Parmi les militaires auxquels M. Trump envisagerait d’accorder sa grâce figure un soldat d’élite de 39 ans, Edward Gallagher, accusé d’avoir poignardé à mort un prisonnier blessé âgé d’une quinzaine d’années, alors qu’un médecin était en train de lui administrer des soins.
Membre des célèbres « Navy SEALs », unité d’élite de la marine américaine, il est aussi accusé d’avoir abattu au fusil de précision une jeune fille et un vieillard, ainsi que d’avoir fait feu sur des zones résidentielles à la mitraillette lourde. Son procès doit s’ouvrir le 28 mai devant un tribunal militaire dans la base navale de San Diego, en Californie.
Mercredi, c’est l’ancien commandant des forces de l’OTAN, l’ex-amiral James Stavridis, qui s’est opposé dans les colonnes du magazine Time à l’idée de gracier des militaires soupçonnés ou reconnus coupables de crimes de guerre.
« J’ai commandé plusieurs des militaires que Trump veut gracier. Les libérer affaiblira l’armée. »
— L’amiral Stavridis, à la retraite, dans le Time
Ce genre de grâces « renforce la propagande ennemie, car ils pourront dire que nous ne respectons pas nos propres principes », et peut conduire les ennemis « à se comporter de façon encore plus barbare », a-t-il indiqué.
Le président américain s’intéresse aussi au cas d’un ancien membre des forces spéciales américaines, le commandant Matt Golsteyn, inculpé de « meurtre avec préméditation » pour avoir tué en 2010 un Afghan qu’il soupçonnait d’avoir fabriqué des bombes artisanales et pour avoir ensuite incinéré le corps afin de le faire disparaître.
Selon l’armée, le crime de guerre est constitué, car l’Afghan avait été fait prisonnier. Matt Golsteyn doit être jugé en cour martiale à une date à déterminer.

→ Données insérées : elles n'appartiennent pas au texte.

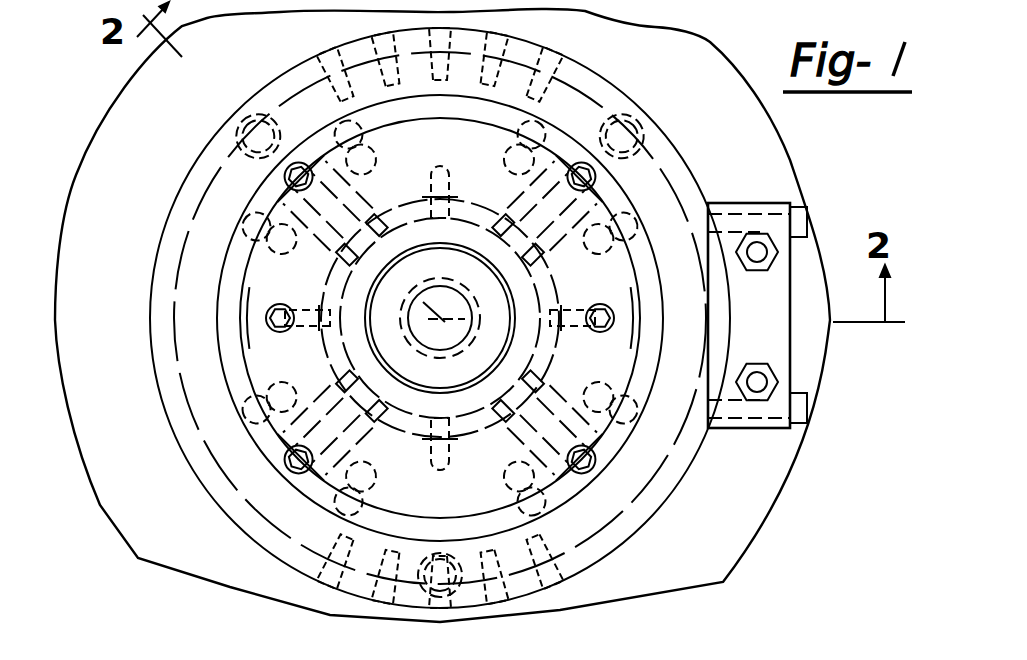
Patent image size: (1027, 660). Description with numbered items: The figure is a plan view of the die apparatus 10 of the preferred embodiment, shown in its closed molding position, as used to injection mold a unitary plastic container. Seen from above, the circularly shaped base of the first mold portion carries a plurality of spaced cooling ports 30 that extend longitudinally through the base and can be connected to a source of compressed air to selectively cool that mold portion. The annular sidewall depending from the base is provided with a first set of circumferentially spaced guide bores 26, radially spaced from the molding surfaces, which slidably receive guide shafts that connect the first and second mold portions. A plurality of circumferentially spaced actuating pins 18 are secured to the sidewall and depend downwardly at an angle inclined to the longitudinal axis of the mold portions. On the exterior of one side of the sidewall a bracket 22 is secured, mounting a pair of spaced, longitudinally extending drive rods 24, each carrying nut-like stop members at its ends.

The motor housing 10 is at (617, 501).
The actuating pins 18 is at (262, 412).
The bracket 22 is at (767, 300).
The drive rods 24 is at (748, 392).
The guide bores 26 is at (403, 643).
The cooling ports 30 is at (553, 45).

Les médias ont aussi mentionné trois soldats du corps des marines punis par la justice militaire pour s’être fait filmer en train d’uriner en 2011 sur les cadavres de talibans tués au combat, ainsi qu’un ancien agent de la société de sécurité privée Blackwater, Nicholas Slatten, 35 ans, jugé coupable en décembre de l’assassinat d’un civil irakien en 2007, 11 ans après un carnage à Bagdad qui avait suscité une indignation mondiale.
Pour le général Martin Dempsey, ancien chef d’état-major américain, « la grâce de militaires accusés de crimes de guerre montre à nos soldats que nous ne prenons pas le droit de la guerre au sérieux ».

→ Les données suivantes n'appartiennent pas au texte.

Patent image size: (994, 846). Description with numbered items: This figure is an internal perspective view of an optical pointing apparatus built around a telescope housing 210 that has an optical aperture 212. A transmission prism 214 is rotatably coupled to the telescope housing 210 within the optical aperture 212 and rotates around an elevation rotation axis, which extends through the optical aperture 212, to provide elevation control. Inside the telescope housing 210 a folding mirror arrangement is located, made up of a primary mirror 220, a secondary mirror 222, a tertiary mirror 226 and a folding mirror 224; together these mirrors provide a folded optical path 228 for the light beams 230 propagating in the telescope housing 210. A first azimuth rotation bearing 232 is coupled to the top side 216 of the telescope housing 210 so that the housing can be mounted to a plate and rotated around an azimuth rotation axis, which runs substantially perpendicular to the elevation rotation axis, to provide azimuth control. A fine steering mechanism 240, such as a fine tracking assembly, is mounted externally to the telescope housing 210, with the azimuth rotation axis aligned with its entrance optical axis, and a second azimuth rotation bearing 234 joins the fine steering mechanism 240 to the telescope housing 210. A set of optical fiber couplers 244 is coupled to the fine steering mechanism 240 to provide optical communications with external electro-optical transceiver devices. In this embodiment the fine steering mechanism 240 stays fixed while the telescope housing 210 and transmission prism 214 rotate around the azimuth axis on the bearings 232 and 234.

« Mauvais message. Mauvais précédent. Abdication de notre responsabilité morale. Représente un risque pour nous. »
— Le général Dempsey, qui a pris sa retraite en 2015, via Twitter
Donald Trump n’hésite pas à avoir recours au droit de grâce et, selon ses critiques, en fait surtout profiter ses soutiens de la première heure.
Il en a ainsi fait bénéficier ce mois-ci l’ancien patron de presse Conrad Black, grand laudateur du président.

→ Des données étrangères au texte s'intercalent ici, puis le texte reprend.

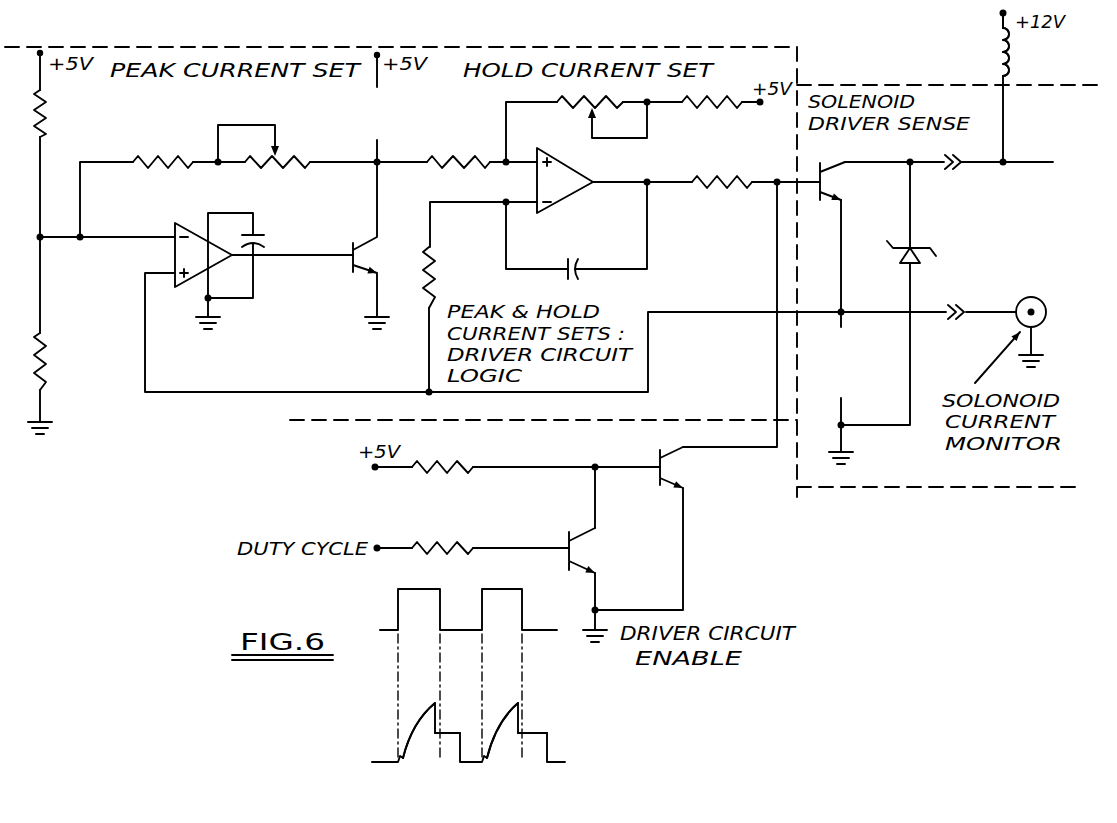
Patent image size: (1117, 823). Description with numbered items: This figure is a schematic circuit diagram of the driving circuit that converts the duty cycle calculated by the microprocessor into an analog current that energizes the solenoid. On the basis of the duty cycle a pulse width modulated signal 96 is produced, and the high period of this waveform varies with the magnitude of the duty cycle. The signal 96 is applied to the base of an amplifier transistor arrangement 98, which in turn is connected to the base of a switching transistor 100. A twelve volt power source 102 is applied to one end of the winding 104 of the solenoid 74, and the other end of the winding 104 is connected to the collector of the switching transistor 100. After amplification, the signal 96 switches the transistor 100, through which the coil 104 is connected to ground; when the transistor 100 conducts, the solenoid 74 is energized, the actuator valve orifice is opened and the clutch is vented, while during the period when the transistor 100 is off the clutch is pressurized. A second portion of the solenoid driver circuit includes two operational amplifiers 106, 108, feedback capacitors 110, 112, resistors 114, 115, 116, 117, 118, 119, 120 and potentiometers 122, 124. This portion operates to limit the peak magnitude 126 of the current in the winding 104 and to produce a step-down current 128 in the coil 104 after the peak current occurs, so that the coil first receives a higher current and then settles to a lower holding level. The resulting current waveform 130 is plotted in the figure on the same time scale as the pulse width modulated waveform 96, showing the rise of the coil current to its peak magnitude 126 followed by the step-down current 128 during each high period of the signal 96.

The solenoid 74 is at (1030, 64).
The pulse width modulated signal 96 is at (398, 612).
The amplifier transistor arrangement 98 is at (581, 526).
The switching transistor 100 is at (826, 168).
The 12 volt power source 102 is at (1000, 14).
The winding 104 is at (997, 55).
The operational amplifier 106 is at (183, 284).
The operational amplifier 108 is at (556, 201).
The feedback capacitor 110 is at (262, 233).
The feedback capacitor 112 is at (581, 276).
The resistor 114 is at (46, 355).
The resistor 115 is at (46, 107).
The resistor 116 is at (152, 153).
The resistor 117 is at (447, 152).
The resistor 118 is at (434, 273).
The resistor 119 is at (722, 194).
The resistor 120 is at (708, 108).
The potentiometer 122 is at (300, 155).
The potentiometer 124 is at (574, 109).
The peak magnitude 126 is at (435, 702).
The step-down current 128 is at (448, 732).
The current waveform 130 is at (388, 760).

Auparavant, M. Trump avait gracié Dinesh D’Souza, conservateur polémiste très anti-démocrate, ou encore l’ancien shérif Joe Arpaio, condamné pour ses méthodes policières discriminatoires envers les immigrés clandestins.
Deux grands quotidiens américains ont publié cette semaine des éditoriaux critiquant le projet de M. Trump.
« L’usage du droit de grâce par Donald Trump est peut-être légal, mais n’est absolument pas normal », a jugé le New York Times.
Ces grâces « seraient une insulte aux millions de militaires qui se sont comportés honorablement », a souligné le Washington Post.